7.4.2.2 The Marginal Costs of Public Funds
As noted in Section 7.2.4 shadow prices have to be applied
to market prices when these prices do not reflect the true opportunity costs.
Shadow prices have also been applied to the funds used to finance mitigation
programmes. Public expenditures, regardless of the benefits they confer, impose
a cost on society, which reflects the marginal excess burden of
a tax policy. The marginal costs of public funds should include the impacts
of eventually reduced distortions compared with existing tax systems, as well
as administration costs, compliance costs, the excess burden of tax evasion,
and avoidance costs incurred by the taxpayers. Slemrod and Yizhaki (1996) also
suggest the distributional impacts of public funds collection be included.

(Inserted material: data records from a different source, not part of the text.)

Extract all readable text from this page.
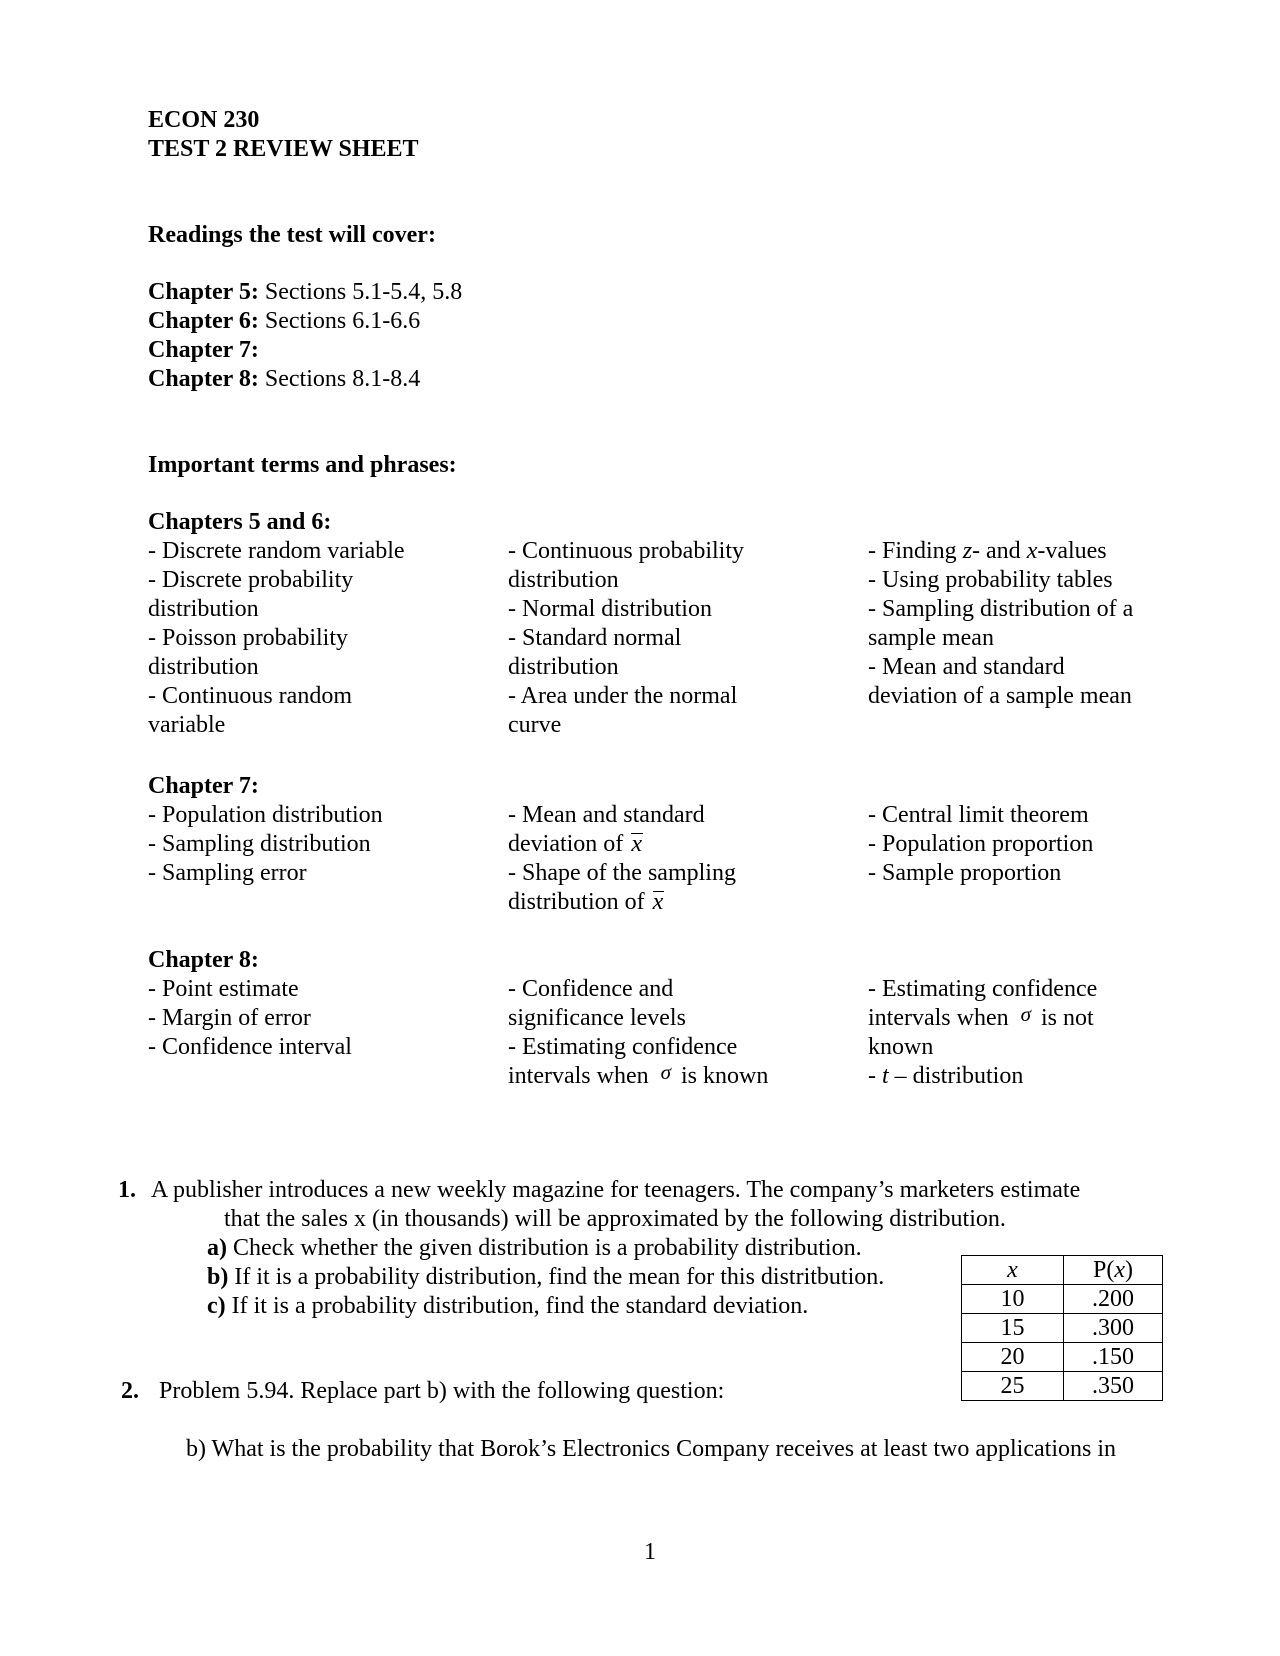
ECON 230
TEST 2 REVIEW SHEET
Readings the test will cover:
Chapter 5: Sections 5.1-5.4, 5.8
Chapter 6: Sections 6.1-6.6
Chapter 7:
Chapter 8: Sections 8.1-8.4
Important terms and phrases:
Chapters 5 and 6:
- Discrete random variable
- Discrete probability
distribution
- Poisson probability
distribution
- Continuous random
variable
- Continuous probability
distribution
- Normal distribution
- Standard normal
distribution
- Area under the normal
curve
- Finding z- and x-values
- Using probability tables
- Sampling distribution of a
sample mean
- Mean and standard
deviation of a sample mean
Chapter 7:
- Population distribution
- Sampling distribution
- Sampling error
- Mean and standard
deviation of x
- Shape of the sampling
distribution of x
- Central limit theorem
- Population proportion
- Sample proportion
Chapter 8:
- Point estimate
- Margin of error
- Confidence interval
- Confidence and
significance levels
- Estimating confidence
intervals when σ is known
- Estimating confidence
intervals when σ is not
known
- t – distribution
1. A publisher introduces a new weekly magazine for teenagers. The company’s marketers estimate
that the sales x (in thousands) will be approximated by the following distribution.
a) Check whether the given distribution is a probability distribution.
b) If it is a probability distribution, find the mean for this distritbution.
c) If it is a probability distribution, find the standard deviation.
x	P(x)
10	.200
15	.300
20	.150
25	.350
2. Problem 5.94. Replace part b) with the following question:
b) What is the probability that Borok’s Electronics Company receives at least two applications in
1
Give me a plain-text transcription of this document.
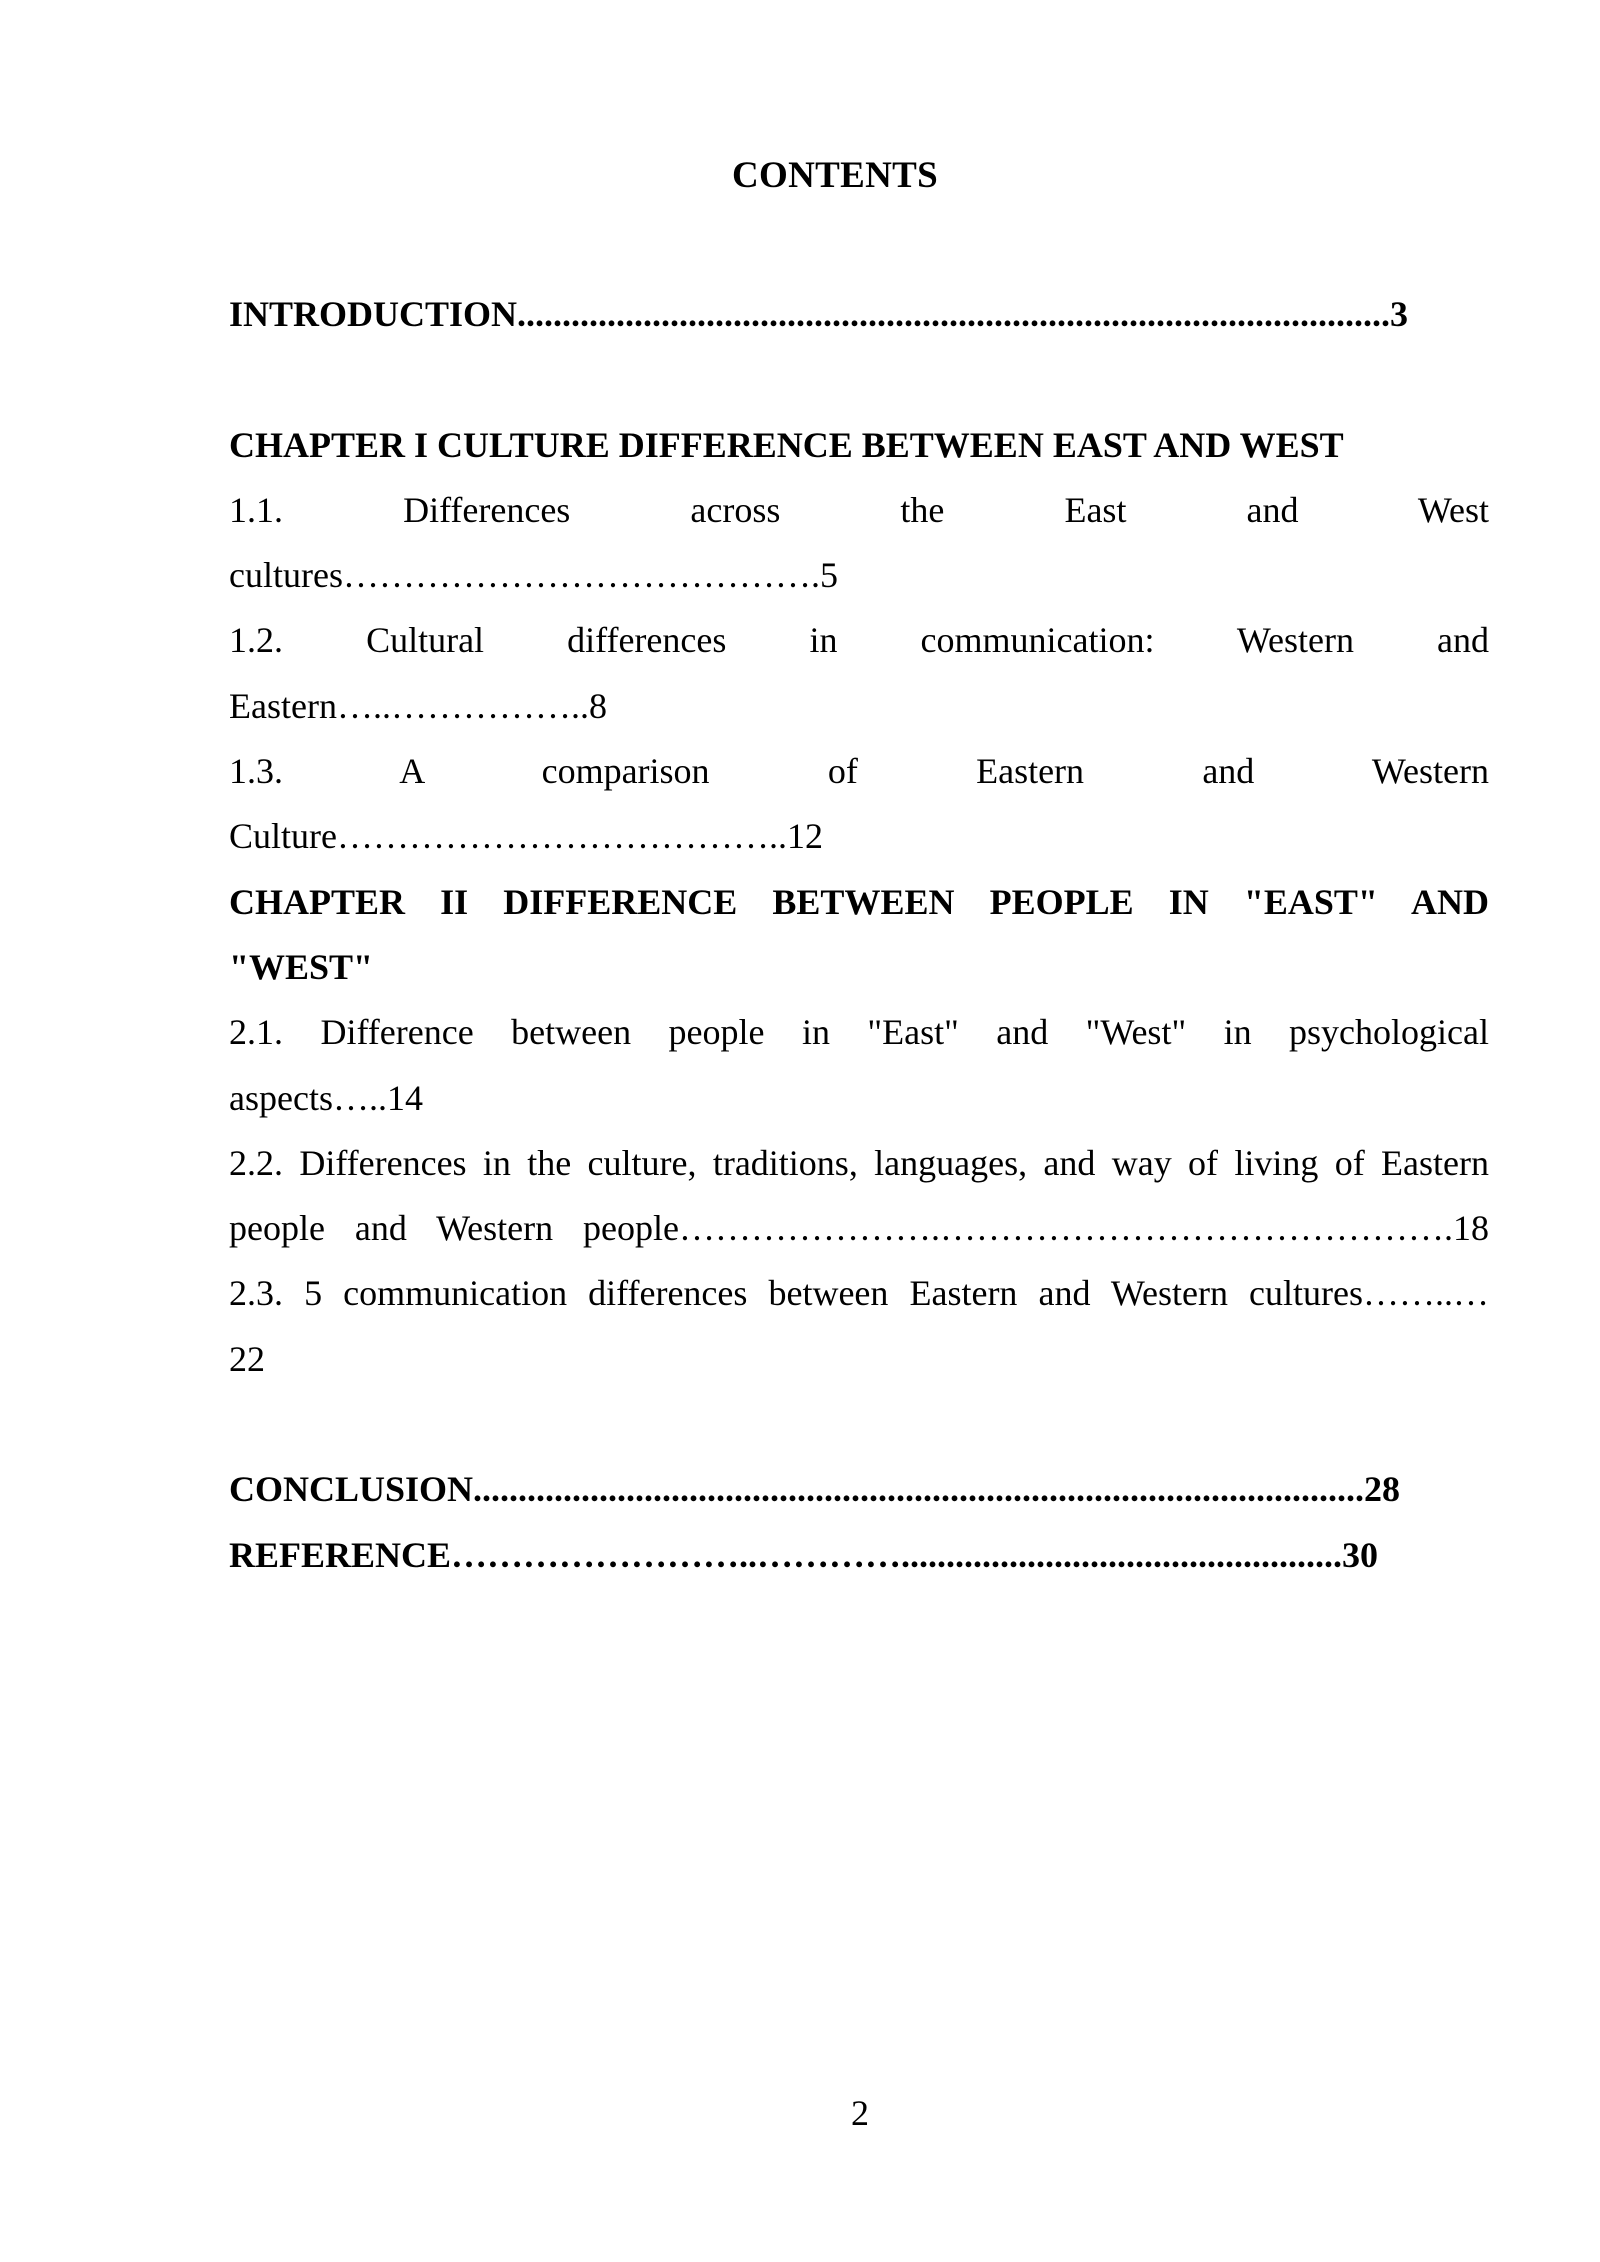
CONTENTS
INTRODUCTION.................................................................................................3
CHAPTER I CULTURE DIFFERENCE BETWEEN EAST AND WEST
1.1. Differences across the East and West
cultures………………………………….5
1.2. Cultural differences in communication: Western and
Eastern…..……………..8
1.3. A comparison of Eastern and Western
Culture………………………………..12
CHAPTER II DIFFERENCE BETWEEN PEOPLE IN "EAST" AND
"WEST"
2.1. Difference between people in "East" and "West" in psychological
aspects…..14
2.2. Differences in the culture, traditions, languages, and way of living of Eastern
people and Western people………………….…………………………………….18
2.3. 5 communication differences between Eastern and Western cultures……..…
22
CONCLUSION...................................................................................................28
REFERENCE……………………..………….................................................30
2
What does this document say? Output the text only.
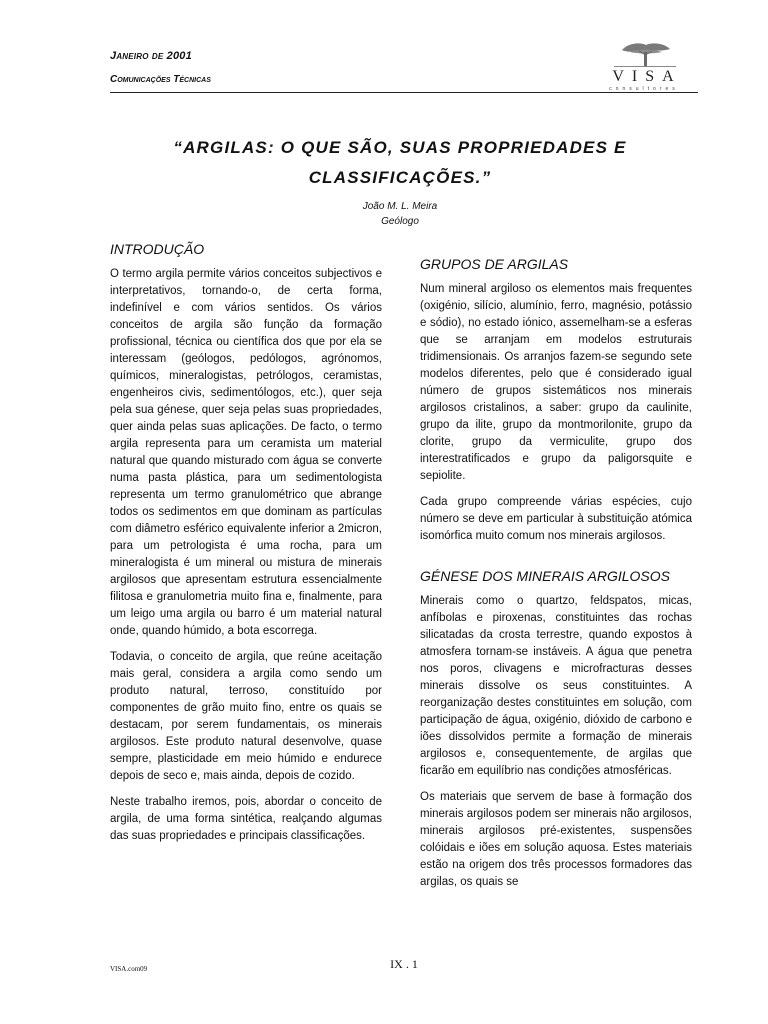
Janeiro de 2001
Comunicações Técnicas	VISA
consultores
“ARGILAS: O QUE SÃO, SUAS PROPRIEDADES E
CLASSIFICAÇÕES.”
João M. L. Meira
Geólogo
INTRODUÇÃO

O termo argila permite vários conceitos subjectivos e interpretativos, tornando-o, de certa forma, indefinível e com vários sentidos. Os vários conceitos de argila são função da formação profissional, técnica ou científica dos que por ela se interessam (geólogos, pedólogos, agrónomos, químicos, mineralogistas, petrólogos, ceramistas, engenheiros civis, sedimentólogos, etc.), quer seja pela sua génese, quer seja pelas suas propriedades, quer ainda pelas suas aplicações. De facto, o termo argila representa para um ceramista um material natural que quando misturado com água se converte numa pasta plástica, para um sedimentologista representa um termo granulométrico que abrange todos os sedimentos em que dominam as partículas com diâmetro esférico equivalente inferior a 2micron, para um petrologista é uma rocha, para um mineralogista é um mineral ou mistura de minerais argilosos que apresentam estrutura essencialmente filitosa e granulometria muito fina e, finalmente, para um leigo uma argila ou barro é um material natural onde, quando húmido, a bota escorrega.

Todavia, o conceito de argila, que reúne aceitação mais geral, considera a argila como sendo um produto natural, terroso, constituído por componentes de grão muito fino, entre os quais se destacam, por serem fundamentais, os minerais argilosos. Este produto natural desenvolve, quase sempre, plasticidade em meio húmido e endurece depois de seco e, mais ainda, depois de cozido.

Neste trabalho iremos, pois, abordar o conceito de argila, de uma forma sintética, realçando algumas das suas propriedades e principais classificações.

GRUPOS DE ARGILAS

Num mineral argiloso os elementos mais frequentes (oxigénio, silício, alumínio, ferro, magnésio, potássio e sódio), no estado iónico, assemelham-se a esferas que se arranjam em modelos estruturais tridimensionais. Os arranjos fazem-se segundo sete modelos diferentes, pelo que é considerado igual número de grupos sistemáticos nos minerais argilosos cristalinos, a saber: grupo da caulinite, grupo da ilite, grupo da montmorilonite, grupo da clorite, grupo da vermiculite, grupo dos interestratificados e grupo da paligorsquite e sepiolite.

Cada grupo compreende várias espécies, cujo número se deve em particular à substituição atómica isomórfica muito comum nos minerais argilosos.

GÉNESE DOS MINERAIS ARGILOSOS

Minerais como o quartzo, feldspatos, micas, anfíbolas e piroxenas, constituintes das rochas silicatadas da crosta terrestre, quando expostos à atmosfera tornam-se instáveis. A água que penetra nos poros, clivagens e microfracturas desses minerais dissolve os seus constituintes. A reorganização destes constituintes em solução, com participação de água, oxigénio, dióxido de carbono e iões dissolvidos permite a formação de minerais argilosos e, consequentemente, de argilas que ficarão em equilíbrio nas condições atmosféricas.

Os materiais que servem de base à formação dos minerais argilosos podem ser minerais não argilosos, minerais argilosos pré-existentes, suspensões colóidais e iões em solução aquosa. Estes materiais estão na origem dos três processos formadores das argilas, os quais se

VISA.com09	IX . 1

The marginal costs of public funds are critically dependent on the dead-weight
loss associated with distortionary taxation, which is dependent on the specific
tax structure in place in the non-policy case. To evaluate the true social cost
of the funds it is necessary to estimate or know the marginal cost of public
funds, that is the cost per dollar of finance, which is greater by US$1 than
the welfare cost of raising the tax revenue. In general there will not be one
figure for this cost for the whole tax system. Each source of finance will have
its own marginal cost. In general there will not be one figure for this cost
for the whole tax system. Each source of finance will have its own marginal
cost15.
If such a correction is not made, mitigation policies underestimate the costs
of reducing GHGs.
Håkonsen (1997) has surveyed the theoretical discussion of the marginal
cost of public funds, and empirical estimates of the marginal costs have been
made by the World Bank and others (Devarajan et al., 1999, European Commission,
1998, Ruggeri, 1999).
Estimates tend to suggest that the marginal costs of public funds are larger
in developing countries than in developed countries. Devarajan et al. (1999)
estimates that these costs vary between US$0.48 and US$2.18 for developing countries
and US$1.08 and US$1.56 for the USA. The European Commission uses a value of
US$1.28 for the shadow price of public funds.